It may be the festive season, but with scarce and costly credit have kept buyers away from the motorcycle market. Bajaj Auto saw its October volumes come off by as much as 34 per cent though Hero Honda fared better.
However, Bajaj Auto could well see net profits (before exceptionals) fall in FY09 from Rs 868 crore in FY08. Profits could be lower for Maruti Suzuki too because business has been dull in the car market. Volumes at the Rs 18,142 crore Maruti Suzuki were weak, coming off by 8 per cent in the home market.

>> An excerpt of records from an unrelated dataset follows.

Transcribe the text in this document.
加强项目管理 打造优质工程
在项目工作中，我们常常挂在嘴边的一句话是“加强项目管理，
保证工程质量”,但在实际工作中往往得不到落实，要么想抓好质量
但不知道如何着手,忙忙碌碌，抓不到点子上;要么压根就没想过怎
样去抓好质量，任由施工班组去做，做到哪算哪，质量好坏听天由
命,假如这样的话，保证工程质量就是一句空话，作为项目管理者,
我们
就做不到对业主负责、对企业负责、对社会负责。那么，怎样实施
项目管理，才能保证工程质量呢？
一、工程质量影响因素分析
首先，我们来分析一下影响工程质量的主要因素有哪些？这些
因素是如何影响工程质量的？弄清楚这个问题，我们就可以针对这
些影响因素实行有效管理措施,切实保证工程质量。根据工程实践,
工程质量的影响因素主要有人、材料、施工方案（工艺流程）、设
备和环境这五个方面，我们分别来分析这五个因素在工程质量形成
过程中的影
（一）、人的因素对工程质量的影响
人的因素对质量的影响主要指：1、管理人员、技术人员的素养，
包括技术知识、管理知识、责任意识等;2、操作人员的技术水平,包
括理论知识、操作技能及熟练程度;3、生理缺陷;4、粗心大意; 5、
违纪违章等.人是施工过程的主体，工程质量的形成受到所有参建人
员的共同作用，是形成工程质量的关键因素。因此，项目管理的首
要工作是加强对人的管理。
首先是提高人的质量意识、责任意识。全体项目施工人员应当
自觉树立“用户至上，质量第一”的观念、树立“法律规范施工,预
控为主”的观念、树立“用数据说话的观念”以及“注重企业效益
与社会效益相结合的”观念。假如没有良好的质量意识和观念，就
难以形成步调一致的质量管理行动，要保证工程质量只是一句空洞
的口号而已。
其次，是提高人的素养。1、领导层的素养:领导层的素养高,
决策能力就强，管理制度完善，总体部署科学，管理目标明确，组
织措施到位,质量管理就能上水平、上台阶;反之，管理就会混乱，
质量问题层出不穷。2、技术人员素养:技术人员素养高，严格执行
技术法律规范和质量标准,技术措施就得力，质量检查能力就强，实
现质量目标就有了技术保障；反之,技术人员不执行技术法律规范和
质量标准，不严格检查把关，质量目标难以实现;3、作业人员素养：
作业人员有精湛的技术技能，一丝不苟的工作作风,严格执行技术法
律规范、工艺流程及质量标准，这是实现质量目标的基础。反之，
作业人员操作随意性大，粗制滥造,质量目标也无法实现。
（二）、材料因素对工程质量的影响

That was not expected after the 2.5 per cent rise in September and after a fall of 11 per cent in August. It’s the Swift and DZire that are driving Maruti’s numbers, the older models aren’t really doing so well with the result that volumes for Maruti between April-October are up just 2.5 per cent. Rival Hyundai Motor did well in August and September with volumes up 34 per cent and 24 per cent respectively, but the Korean player too is showing signs of a slowdown.
So far, 2008-09 has been disappointing for car makers though the new Indica Vista from Tata Motors is believed to have seen a fairly good response with a waiting period of six weeks. Even with that, volumes dropped 6 per cent in October. So Tata Motors may well sell fewer cars this year than it did in 2007-08.
For Maruti, the A-Star, expected to be launched this month, could spark a turnaround. Maruti’s profit though could come off by about 10 per cent this year from Rs 1731 crore in FY08. Utility vehicles maker, Mahindra and Mahindra has had a mixed year so far — October saw a sharp decline of 20 per cent whereas September had seen a rise of 30 per cent.
Perhaps the new Xylo, a multi-purpose vehicle (MPV) planned for December will help revive its fortunes. Already margins for the automotive segment were down sharply by over 700 basis points in the September 2008 quarter with the profit before interest and tax down by nearly 50 per cent.